The people who are riding the one-trick pony do not do very well.  The world has gone through many enormous changes.  Yet the doom predicting crowd usually mistimed, or gets these events completely wrong.  Often a real disaster preempts the predicted one.  Other times the conditions that created the concern work themselves out.
Being flexible is important.  It is important because there is always more noise in the data then you first suspect.

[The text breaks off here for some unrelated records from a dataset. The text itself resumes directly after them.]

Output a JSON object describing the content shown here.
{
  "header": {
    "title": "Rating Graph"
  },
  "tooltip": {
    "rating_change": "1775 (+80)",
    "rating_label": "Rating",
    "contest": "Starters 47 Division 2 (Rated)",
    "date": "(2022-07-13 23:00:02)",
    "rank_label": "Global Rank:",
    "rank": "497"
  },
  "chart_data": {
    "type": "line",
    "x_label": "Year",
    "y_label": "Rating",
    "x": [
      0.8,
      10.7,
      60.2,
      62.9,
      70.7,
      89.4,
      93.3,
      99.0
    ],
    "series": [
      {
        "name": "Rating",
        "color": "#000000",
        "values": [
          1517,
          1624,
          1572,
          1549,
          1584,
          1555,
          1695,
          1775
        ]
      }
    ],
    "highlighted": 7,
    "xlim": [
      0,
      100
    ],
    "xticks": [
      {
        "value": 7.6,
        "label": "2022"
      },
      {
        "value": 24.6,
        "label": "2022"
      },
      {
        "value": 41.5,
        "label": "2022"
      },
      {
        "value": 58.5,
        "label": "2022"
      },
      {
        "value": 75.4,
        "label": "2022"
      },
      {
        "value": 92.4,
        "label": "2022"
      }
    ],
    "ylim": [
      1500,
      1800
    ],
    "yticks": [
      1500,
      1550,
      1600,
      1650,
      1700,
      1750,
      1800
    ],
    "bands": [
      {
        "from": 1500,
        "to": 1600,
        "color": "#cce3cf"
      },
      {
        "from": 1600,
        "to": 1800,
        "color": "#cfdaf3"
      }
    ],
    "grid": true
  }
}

Predictability is elusive because randomness holds much more sway than most of us would like to believe. Drawing on his own research, Watts shows that messages on Twitter don't spread through a predictable set of influential hubs. Similarly, when you ask large numbers of people to relay an e-mail to a stranger through someone they know, there turn out to be no star intermediaries through whom most e-mails find their way. "When we hear about a large forest fire, we don't think that there must have been anything special about the spark that started it," Watts wrote. "Yet when we see something special happen in the social world, we are instantly drawn to the idea that whoever started it must have been special also."
Another way to separate the wheat from chaff is to distinguish between trends and causes that have a very broad base of inputs (population growth) and those that are more transitory (which political party is in charge).  Events in which many people have an input into (economic outcomes) are going to be harder to control, with differences distinguished by percentage points, than issues where only a few people can make major decisions (war).
Short term trends may vary greatly, but long term trends are very difficult to reverse.  The population cycles of Malthus required an industrial revolution to break out of.  Our current trend of the declining rate of technical advancement will require something equally profound.
Long Term Trends
1.      Increases in Population
2.      Increase in consumption per person
3.      Slowing growth in new fossil fuel discoveries
4.      Slowing growth rate technological advancement
5.      Slowing productivity increases by leading edge economies
6.      Rapid increases in productivity by second tier economies
7.      Increase (from a very low point) of solar energy utilization
8.      Decline in absolute terms of available water
9.      Increase in number of parties with access to nuclear warheads
10.  Increase in micro manufacturing
11.  Increases in communication technology
12.  Increase in surveillance technology


PioneerPreppy said...

I always look at it as a car race. Each long term trend is a car like peak oil, economics, civil rights, etc. The black swans are hurricanes, nuclear reactors melting, terrorist bombs, etc. Some cars can throw out their own black swans while others are external.

Hey I guess it's more of a "Starwars" pod race :)

russell1200 said...

Not a bad analogy. I would only add that it is a pod race that never ends and your lead/victory is only relevant to a given moment.

Don't forget the tribesmen (or what ever they were) on the sidelines taking pot shots.